10 juillet 2023
Confrontées à la crise climatique et l’accélération du virage numérique, les entreprises ont besoin non pas d’un, deux ou trois employés créatifs, mais de toute une armée pour surmonter les enjeux actuels. Pas évident, sachant que chaque entreprise compte toujours sa part d’employés rationnels, cartésiens, parfois rigides. Bonne nouvelle : des chercheurs américains ont découvert comment libérer la créativité chez les esprits « conventionnels ». Oui, oui, vous avez bien lu!
La clé, ce sont les émotions. Ou plutôt, la stratégie employée pour les réguler.
En janvier dernier, des chercheurs de l’Université de l’État de Washington ont démontré dans un article de la revue Organizational Behavior and Human Decision Processes qu’ils étaient parvenus à allumer l’étincelle de la créativité chez des personnes enclines à la « pensée conventionnelle ». Cela, en menant une expérience toute simple.
L’équipe de recherche a demandé à 400 participants – séparés en quatre groupes – de regarder une vidéo émotionnellement chargée. Le premier groupe n’avait aucune consigne, le second devait « garder une expression faciale neutre », le troisième devait « penser à autre chose » et le dernier devait réinterpréter la scène selon le point de vue « émotif » de chaque protagoniste.
C’est cette dernière stratégie, appelée « évaluation cognitive », que la chercheuse Lily Yuxuan Zhu et son équipe voulaient tester. Concrètement, les participants de ce groupe devaient expliquer – par écrit – comment a pu se sentir chaque intervenant de la scène, selon sa perspective personnelle.
L’expérience a montré que les individus ayant une faible ouverture d’esprit ayant utilisé la technique d’évaluation cognitive pour réguler leurs émotions étaient plus créatifs [dans un test ultérieur sur la créativité] que ceux ayant eu recours à d’autres stratégies pour régulier leurs émotions ou qui n’ont pas utilisé de stratégie du tout. »
En d’autres mots, le simple exercice d’empathie de « se mettre à la place d’autrui » est parvenu à assouplir le trait « d’ouverture d’esprit » chez les personnes les plus obtuses du groupe de participants. Intéressant, non?
Qu’est-ce que l’évaluation cognitive ?
Prenons un pas de recul pour mieux comprendre de quoi il s’agit. À la base, l’exercice « d’évaluation cognitive » (« cognitive reappraisal » ) est un technique qui a été théorisé par les chercheurs Magda Arnold et Richard Lazarus.
Ces auteurs ont utilisé le terme appraisal pour décrire le processus par lequel un individu procède à l’évaluation d’une situation afin de déterminer notamment l’importance de cette situation pour son bien-être, ainsi que sa capacité à faire face aux conséquences de cette situation», explique-t-on sur le site Universalis.fr.

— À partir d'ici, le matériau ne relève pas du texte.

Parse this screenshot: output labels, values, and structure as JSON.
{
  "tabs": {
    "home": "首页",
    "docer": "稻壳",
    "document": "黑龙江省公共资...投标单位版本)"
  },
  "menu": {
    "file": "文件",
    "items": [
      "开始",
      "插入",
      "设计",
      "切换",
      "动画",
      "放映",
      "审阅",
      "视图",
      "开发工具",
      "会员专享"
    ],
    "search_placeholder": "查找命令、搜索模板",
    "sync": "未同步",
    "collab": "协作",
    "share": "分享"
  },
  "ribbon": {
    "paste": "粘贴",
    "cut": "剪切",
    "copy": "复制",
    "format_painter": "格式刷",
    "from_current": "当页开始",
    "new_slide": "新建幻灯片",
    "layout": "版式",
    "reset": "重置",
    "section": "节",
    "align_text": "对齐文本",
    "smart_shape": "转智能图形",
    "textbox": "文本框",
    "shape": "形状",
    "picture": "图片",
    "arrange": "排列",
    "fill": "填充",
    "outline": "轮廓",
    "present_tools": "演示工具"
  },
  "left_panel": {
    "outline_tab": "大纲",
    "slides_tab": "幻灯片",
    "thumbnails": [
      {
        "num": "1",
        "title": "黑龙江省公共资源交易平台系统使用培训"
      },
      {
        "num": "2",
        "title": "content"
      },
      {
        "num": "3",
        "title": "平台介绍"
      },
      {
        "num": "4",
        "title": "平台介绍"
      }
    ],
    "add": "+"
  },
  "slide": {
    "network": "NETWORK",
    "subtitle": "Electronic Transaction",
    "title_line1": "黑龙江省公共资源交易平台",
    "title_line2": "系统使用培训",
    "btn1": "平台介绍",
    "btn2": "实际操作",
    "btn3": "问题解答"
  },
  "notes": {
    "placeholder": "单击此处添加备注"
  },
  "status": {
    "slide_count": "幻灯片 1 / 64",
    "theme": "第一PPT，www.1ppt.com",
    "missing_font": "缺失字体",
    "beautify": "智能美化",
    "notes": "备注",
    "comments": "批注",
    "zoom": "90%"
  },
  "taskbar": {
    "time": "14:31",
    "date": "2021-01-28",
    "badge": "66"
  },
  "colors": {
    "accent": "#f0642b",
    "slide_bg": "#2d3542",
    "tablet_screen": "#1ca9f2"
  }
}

Ces chercheurs voulaient établir un lien entre les émotions que l’on vit et la manière qu’on les encode, de manière cognitive, dans notre cerveau.
L’approche proposée par Lazarus et Smith a consisté à analyser les thèmes principaux qui relient l’interprétation des situations à des émotions ; par exemple, si un individu interprète une situation comme « une offense dégradante contre soi ou les siens », cela déclenche typiquement de la colère ; si une situation est interprétée comme « une perte irrévocable », cela déclenche de la tristesse ; si l’individu considère qu’il « progresse vers la réalisation d’un but », cela déclenche de la joie. »
Revenons aux chercheurs de l’université de l’État de Washington. Ceux-ci ont posé l’hypothèse que la pratique de l’évaluation cognitive était positivement associée à la créativité. Et les expériences qu’ils ont mené leur ont donné raison.
Nos trois expériences soutiennent notre théorie en démontrant que l’évaluation cognitive améliore la flexibilité cognitive et augmente la créativité chez les individus avec une faible ouverture à de nouvelles expériences, et ce, indépendamment des effets des émotions sur la créativité. Par conséquent, l’évaluation cognitive est un outil efficace pour favoriser la créativité des penseurs conventionnels. Et plus largement, les résultats indiquent que les processus de régulation des émotions ont un effet de cascades sur les comportements, au-delà de leurs effets sur les émotions. »
Ne reste plus qu’à s’imaginer, quelques minutes par jour, dans les souliers de son prochain… Et le tour est joué!